We want to find the value of $ \theta $ that minimizes $ J(\theta)=(X\theta-Y)^{T}(X\theta-Y) $, where $\theta \in \mathbb{R}^{N \times 1}, X \in \mathbb{R}^{M \times N}$, and $Y \in \mathbb{R}^{M \times 1}$
$\nabla_{\theta}J(\theta) = \nabla_{\theta} (X\theta-Y)^{T}(X\theta-Y)$
$ = \nabla_{\theta} (\theta^{T} X^{T}-Y^{T})(X\theta-Y)$
$ = \nabla_{\theta} (\theta^{T} X^{T}X\theta-\theta^{T} X^{T}Y - Y^{T}X\theta + Y^{T}Y) $
Note that $\theta^{T} X^{T}Y$ is a scalar, so $\theta^{T} X^{T}Y = (\theta^{T} X^{T}Y)^{T} = Y^{T} X \theta$
$\nabla_{\theta}J(\theta) = \nabla_{\theta}(\theta^{T} X^{T}X\theta-Y^{T} X \theta - Y^{T}X\theta + Y^{T}Y)$
$ = \nabla_{\theta}(\theta^{T} X^{T}X\theta- 2 Y^{T} X \theta + Y^{T}Y)$
$ = \nabla_{\theta} \theta^{T} X^{T}X\theta - \nabla_{\theta} 2 Y^{T} X \theta + \nabla_{\theta} Y^{T}Y$
$ = \nabla_{\theta} \theta^{T} X^{T}X\theta - \nabla_{\theta} 2 Y^{T} X \theta $
How do I apply the matrix derivatives described in that video to solve this? He skip steps.
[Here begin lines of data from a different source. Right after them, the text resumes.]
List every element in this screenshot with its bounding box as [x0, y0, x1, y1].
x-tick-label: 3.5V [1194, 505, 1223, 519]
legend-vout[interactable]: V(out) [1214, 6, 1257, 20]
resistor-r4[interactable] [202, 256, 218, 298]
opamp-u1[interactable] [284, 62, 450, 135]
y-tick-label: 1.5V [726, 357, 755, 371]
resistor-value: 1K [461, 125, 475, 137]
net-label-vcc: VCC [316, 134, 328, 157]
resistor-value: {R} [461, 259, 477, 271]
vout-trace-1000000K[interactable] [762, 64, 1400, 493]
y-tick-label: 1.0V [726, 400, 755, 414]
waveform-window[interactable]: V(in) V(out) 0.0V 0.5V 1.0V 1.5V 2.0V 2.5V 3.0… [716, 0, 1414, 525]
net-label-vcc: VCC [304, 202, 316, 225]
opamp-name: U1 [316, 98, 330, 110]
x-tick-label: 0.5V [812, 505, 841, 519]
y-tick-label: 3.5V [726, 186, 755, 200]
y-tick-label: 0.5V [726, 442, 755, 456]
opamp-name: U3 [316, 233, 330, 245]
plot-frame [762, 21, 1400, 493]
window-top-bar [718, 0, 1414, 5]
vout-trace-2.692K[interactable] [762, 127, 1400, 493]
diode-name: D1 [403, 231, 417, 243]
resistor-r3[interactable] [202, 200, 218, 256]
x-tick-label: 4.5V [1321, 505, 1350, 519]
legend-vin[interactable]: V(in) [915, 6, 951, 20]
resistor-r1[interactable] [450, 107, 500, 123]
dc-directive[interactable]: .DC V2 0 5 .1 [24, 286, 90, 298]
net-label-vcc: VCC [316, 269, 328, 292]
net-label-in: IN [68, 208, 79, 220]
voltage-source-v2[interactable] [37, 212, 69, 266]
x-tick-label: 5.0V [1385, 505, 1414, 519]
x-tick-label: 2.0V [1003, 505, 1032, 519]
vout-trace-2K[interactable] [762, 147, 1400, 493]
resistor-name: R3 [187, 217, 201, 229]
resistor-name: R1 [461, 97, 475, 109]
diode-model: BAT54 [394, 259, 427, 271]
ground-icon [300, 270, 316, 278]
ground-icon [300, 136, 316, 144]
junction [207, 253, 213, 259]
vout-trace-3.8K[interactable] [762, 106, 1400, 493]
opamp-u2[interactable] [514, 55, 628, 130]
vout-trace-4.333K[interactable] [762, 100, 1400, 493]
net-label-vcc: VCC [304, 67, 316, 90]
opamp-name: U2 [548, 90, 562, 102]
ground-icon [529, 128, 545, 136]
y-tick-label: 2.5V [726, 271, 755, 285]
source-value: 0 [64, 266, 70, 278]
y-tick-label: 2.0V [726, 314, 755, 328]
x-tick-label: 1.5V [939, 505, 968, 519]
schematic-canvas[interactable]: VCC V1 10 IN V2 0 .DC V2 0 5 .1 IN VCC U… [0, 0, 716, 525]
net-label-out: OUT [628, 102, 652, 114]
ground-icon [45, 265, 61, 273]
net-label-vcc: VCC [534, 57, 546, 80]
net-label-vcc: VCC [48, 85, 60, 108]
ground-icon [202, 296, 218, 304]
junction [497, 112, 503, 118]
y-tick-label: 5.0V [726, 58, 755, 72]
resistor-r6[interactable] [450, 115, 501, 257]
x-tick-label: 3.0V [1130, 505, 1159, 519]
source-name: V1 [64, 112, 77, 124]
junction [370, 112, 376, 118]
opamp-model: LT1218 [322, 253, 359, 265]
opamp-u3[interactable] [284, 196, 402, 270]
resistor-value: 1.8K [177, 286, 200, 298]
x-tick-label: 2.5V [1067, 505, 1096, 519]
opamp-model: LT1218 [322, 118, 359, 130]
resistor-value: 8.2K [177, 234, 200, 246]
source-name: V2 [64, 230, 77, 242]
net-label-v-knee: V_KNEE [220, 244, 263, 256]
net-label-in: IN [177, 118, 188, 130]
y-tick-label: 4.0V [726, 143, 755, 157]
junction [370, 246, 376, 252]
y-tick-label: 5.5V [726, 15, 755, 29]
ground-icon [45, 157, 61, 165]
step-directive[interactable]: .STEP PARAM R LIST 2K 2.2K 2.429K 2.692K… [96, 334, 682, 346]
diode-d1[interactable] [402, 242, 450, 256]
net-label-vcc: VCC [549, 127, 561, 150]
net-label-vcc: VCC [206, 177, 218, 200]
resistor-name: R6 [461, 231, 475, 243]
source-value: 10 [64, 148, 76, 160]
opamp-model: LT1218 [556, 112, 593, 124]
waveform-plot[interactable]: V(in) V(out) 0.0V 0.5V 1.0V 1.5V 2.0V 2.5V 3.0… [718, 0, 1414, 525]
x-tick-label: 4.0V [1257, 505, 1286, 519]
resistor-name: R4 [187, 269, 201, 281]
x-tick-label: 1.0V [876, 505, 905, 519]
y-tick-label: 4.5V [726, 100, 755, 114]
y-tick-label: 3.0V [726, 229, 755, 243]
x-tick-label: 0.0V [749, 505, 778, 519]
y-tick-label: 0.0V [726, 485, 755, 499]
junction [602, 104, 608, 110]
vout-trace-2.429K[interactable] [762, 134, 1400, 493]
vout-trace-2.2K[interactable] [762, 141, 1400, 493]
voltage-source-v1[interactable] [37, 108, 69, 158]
Edit: Below is the suggested strategy of removing theta by differentiating, then taking the inverse of both sides. So looking at one term at a time, we have
$ \nabla_{\theta} \theta^{T} X^{T}X\theta = ? $ How do I differntiate this? This is like differntiating $x\alpha_{1} \alpha_{2} x$ w.r.t. x in the scalar case. I need to combine those $\theta$ terms to hit them with the derivative. Transposing seems to result in the same expression: $$ (\nabla_{\theta} \theta^{T} X^{T}X\theta)^{T} = \nabla_{\theta} \theta^{T} X^{T}X\theta$$
Looking at the second term, we have
$ \nabla_{\theta} 2 Y^{T} X \theta = 2 X^{T} Y$.
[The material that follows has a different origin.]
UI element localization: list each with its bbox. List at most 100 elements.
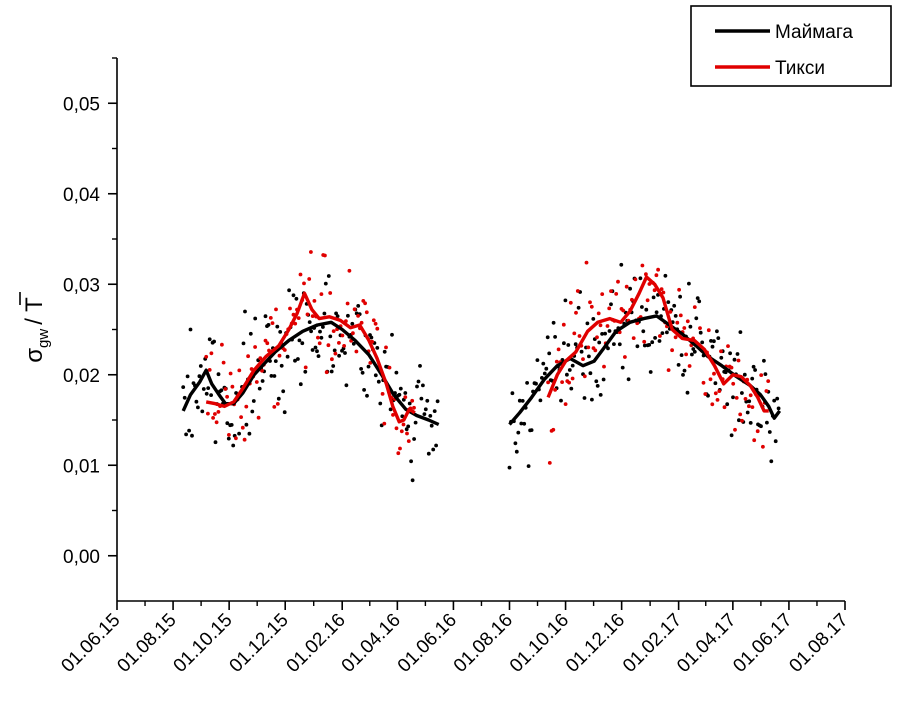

Putting together this, we have: $$\nabla_{\theta} \theta^{T} X^{T}X\theta = 2 X^{T} Y$$
Knowing the solution is $\theta = (X^{T}X)^{-1}X^{T}Y$ we can reverse engineer the problem, but I am just not seeing it. And how do we get rid of that 2 factor?